For a variety of reasons, almost 90% of all startup businesses fail within their first year. A startup can control many of the causes of failure, including procuring cyber risks insurance to protect against financial losses associated with a data breach attack. Startups can enact other policies and procedures to ward off a business failure, including:
- Establish guidelines for data sharing between personal and business devices that employees use to access the startup’s network.
A startup should carefully monitor and control its data security and encryption practices when it allows employees to use their own personal devices to connect to the company’s network. Those devices can pose a significant cyber attack risk, even to larger companies that have established robust data security procedures.
- Enforce effective data and privacy practices.
Data and privacy practices are an extension of personal device guidelines. Startups need to regularly monitor and analyze unusual data events, control applications and email, watch for inconsistencies in cloud data storage and web applications, and protect against malware incursions. Cash-starved startups might place a low priority on these tasks, but data or privacy losses can cost far in the long run and can be the primary contributor to a startup’s failure.
- Perform penetration tests.
Startups that do not have the resources to devote toward elaborate cyber security measures can perform regular penetration tests to simulate potential cyber attacks and to identify weaknesses in their networks. Penetration test components might include launching a series of phishing emails to determine how much information would be divulged by careless employees, or infecting networks with malware replicants to determine whether the networks would free up confidential data or other information in response to malicious code. A number of third parties offer relatively low-cost network penetration testing services.
- Create a data breach response plan.
A common axiom for all startups is to hope for the best but prepare for the worst. That preparation should include a data breach response plan that the startup can implement immediately upon detecting an unauthorized incursion into its network. A good plan will revolve around three priorities: understanding the startup’s data breach risk factors; assessing the type of information that the startup collects, uses, stores, and transmits; and developing the best incident response plan that incorporates those first two priorities. With respect to the first priority, a startup’s risk factors will typically involve its people, processes, and technology. Its information can run the gamut from superficial employee, customer, or vendor data, to detailed personal or medical files. Lastly, a good incident response plan will establish procedures to determine the data breach source, to assess the scope of the damage, to formulate response and protection plans going forward, and to resolve problems that arise with victims of the breach.
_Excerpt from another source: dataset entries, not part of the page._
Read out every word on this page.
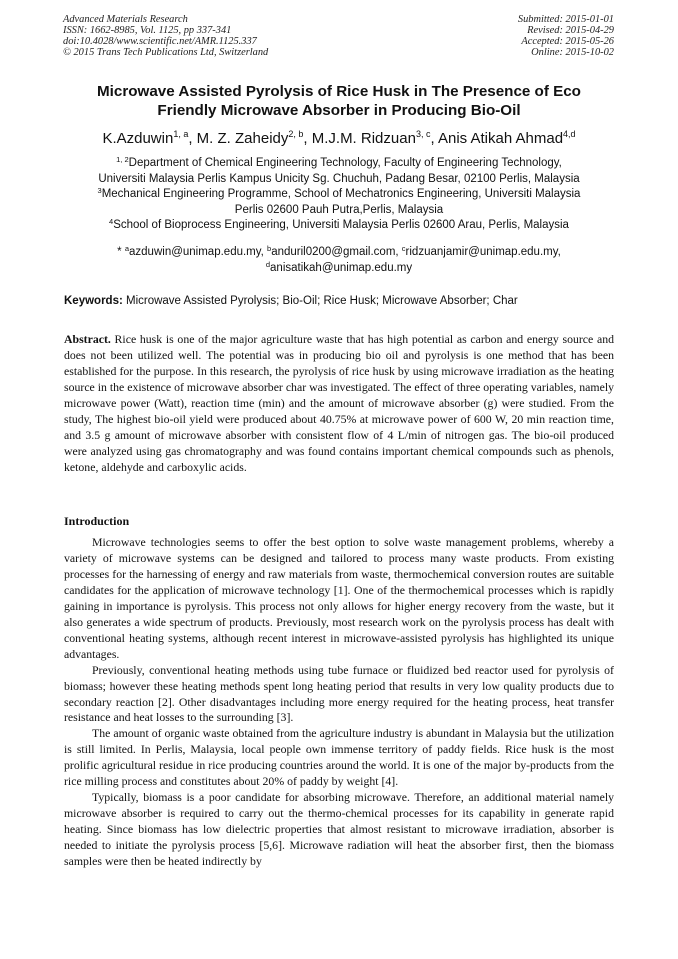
Advanced Materials Research
ISSN: 1662-8985, Vol. 1125, pp 337-341
doi:10.4028/www.scientific.net/AMR.1125.337
© 2015 Trans Tech Publications Ltd, Switzerland
Submitted: 2015-01-01
Revised: 2015-04-29
Accepted: 2015-05-26
Online: 2015-10-02
Microwave Assisted Pyrolysis of Rice Husk in The Presence of Eco
Friendly Microwave Absorber in Producing Bio-Oil
K.Azduwin$^{1, a}$, M. Z. Zaheidy$^{2, b}$, M.J.M. Ridzuan$^{3, c}$, Anis Atikah Ahmad$^{4,d}$
$^{1, 2}$Department of Chemical Engineering Technology, Faculty of Engineering Technology,
Universiti Malaysia Perlis Kampus Unicity Sg. Chuchuh, Padang Besar, 02100 Perlis, Malaysia
$^3$Mechanical Engineering Programme, School of Mechatronics Engineering, Universiti Malaysia
Perlis 02600 Pauh Putra,Perlis, Malaysia
$^4$School of Bioprocess Engineering, Universiti Malaysia Perlis 02600 Arau, Perlis, Malaysia
* $^a$azduwin@unimap.edu.my, $^b$anduril0200@gmail.com, $^c$ridzuanjamir@unimap.edu.my,
$^d$anisatikah@unimap.edu.my
Keywords: Microwave Assisted Pyrolysis; Bio-Oil; Rice Husk; Microwave Absorber; Char
Abstract. Rice husk is one of the major agriculture waste that has high potential as carbon and energy source and does not been utilized well. The potential was in producing bio oil and pyrolysis is one method that has been established for the purpose. In this research, the pyrolysis of rice husk by using microwave irradiation as the heating source in the existence of microwave absorber char was investigated. The effect of three operating variables, namely microwave power (Watt), reaction time (min) and the amount of microwave absorber (g) were studied. From the study, The highest bio-oil yield were produced about 40.75% at microwave power of 600 W, 20 min reaction time, and 3.5 g amount of microwave absorber with consistent flow of 4 L/min of nitrogen gas. The bio-oil produced were analyzed using gas chromatography and was found contains important chemical compounds such as phenols, ketone, aldehyde and carboxylic acids.
Introduction

Microwave technologies seems to offer the best option to solve waste management problems, whereby a variety of microwave systems can be designed and tailored to process many waste products. From existing processes for the harnessing of energy and raw materials from waste, thermochemical conversion routes are suitable candidates for the application of microwave technology [1]. One of the thermochemical processes which is rapidly gaining in importance is pyrolysis. This process not only allows for higher energy recovery from the waste, but it also generates a wide spectrum of products. Previously, most research work on the pyrolysis process has dealt with conventional heating systems, although recent interest in microwave-assisted pyrolysis has highlighted its unique advantages.

Previously, conventional heating methods using tube furnace or fluidized bed reactor used for pyrolysis of biomass; however these heating methods spent long heating period that results in very low quality products due to secondary reaction [2]. Other disadvantages including more energy required for the heating process, heat transfer resistance and heat losses to the surrounding [3].

The amount of organic waste obtained from the agriculture industry is abundant in Malaysia but the utilization is still limited. In Perlis, Malaysia, local people own immense territory of paddy fields. Rice husk is the most prolific agricultural residue in rice producing countries around the world. It is one of the major by-products from the rice milling process and constitutes about 20% of paddy by weight [4].

Typically, biomass is a poor candidate for absorbing microwave. Therefore, an additional material namely microwave absorber is required to carry out the thermo-chemical processes for its capability in generate rapid heating. Since biomass has low dielectric properties that almost resistant to microwave irradiation, absorber is needed to initiate the pyrolysis process [5,6]. Microwave radiation will heat the absorber first, then the biomass samples were then be heated indirectly by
- Invest in Cyber Risk Insurance
No amount of controls can provide absolute protection against data losses and breaches of a startup’s networks. A startup that is the victim of a successful cyber attack will likely lose its clients, expose itself to ruinous lawsuits, and be faced with the embarrassing reality of having to communicate the situation with hard-won vendors and customers who placed their trust and faith in the startup. Insurance will not rebuild these relationships, but it will give the startup a financial safety net that it can use to begin the process of re-establishing itself as a trustworthy business partner.